Another question here. I was lucky enough to have a GHR this summer which I will not at my college gym. So I was thinking stiff leg deadlifts/Romanian deads. I’ve started zercher good mornings too. I’ve looked at the hamstring articles on t-mag but was wondering what other westside people do if they train in similarly deficient gyms. I would use more good mornings but I thought I should avoid it for assistance since is a ME excercise. I also lack a reverse hyper bench hence why I went for the low back and hamstring combo through the stiff legs.
There are a thousand things you can do for low back and hamstrings with limited equipment. Pullthroughs are great. Dimel deadlifts will make you sore like no tomorrow. This is one of my favorites. Back extensions with a blue band around the base. You will be on fire. I dont like to do stiff leg deadlifts or romanian deadlifts. Maybe every now and then but not often. Also try taking two blue bands or two green bands and doing band good mornings that way. Its rough. Band leg curls and pseudo glute ham raises are also an option. I like doing good mornings as and assistance exercise sometimes. I did it on tuesday. I did a pulling movement for ME and then did close stance good mornings for assistance for sets of 5. Also back extensions with a bar across your back and if you are really looking for some fun try it with a band and a bar. That might be crazy though. Be creative. Invent your own exercises if you have to.
Paul-
The width of your stance is really a personal preference. Some go really wide, some medium-wide, some not wide at all. No one really knows how wide you are by your feet “touching the rack” because many power racks are different. In most instances, one’s stance will be wider when performing box squats on DE day than it will be in competition. For me, however, my stance is roughly the same when box squatting and competing.

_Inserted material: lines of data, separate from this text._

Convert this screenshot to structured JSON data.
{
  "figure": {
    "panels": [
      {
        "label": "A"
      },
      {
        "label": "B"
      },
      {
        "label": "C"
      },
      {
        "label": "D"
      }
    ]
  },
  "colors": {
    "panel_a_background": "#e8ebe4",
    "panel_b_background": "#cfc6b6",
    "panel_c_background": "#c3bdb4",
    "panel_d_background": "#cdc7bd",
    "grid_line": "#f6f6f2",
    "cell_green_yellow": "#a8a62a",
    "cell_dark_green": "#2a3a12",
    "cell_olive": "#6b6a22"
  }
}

From what you described you should be fine.
To whoever-
I agree with Goldberg; once you get to a certain point, everything feels really heavy. Just keep pushing and don’t let your fears or discomfort stop you from making a lift.
Goldberg, how come you don’t like to do straight legged deadlifts or romanian dead lifts?
Also, how heavy do you work up to on dimel deadlifts?
Thanks Steve. The power racks at my school aren’t really that wide, maybe four feet.
The most ive used is 225 on dimels. I just dont like those movements. It feels too much like a regular deadlift to me.
OK, I’m planning to try suspended goodmornings on Monday. I don’t have a way to “suspend” the bar though, does it make a big difference If I do these off of pins instead? (just slap me if this is a stupid question haha)
Also, Goldberg just mentioned that he doesn’t do certain movements because they feel too much like a regular deadlift. I’m trying to figure out why we don’t want to do anything that feels like the “classical” lifts. I’ve been assuming that it was because more weight could be handled using special exercises. Maybe I missed something in the articles…will keep reading.
I do them off pins. Not the best way but it will work.
There arent any rules for feeling an exercise. i try to avoid deadlift movements too often to keep my CNS fresh. Too much deadlifting can have a negative effect on it.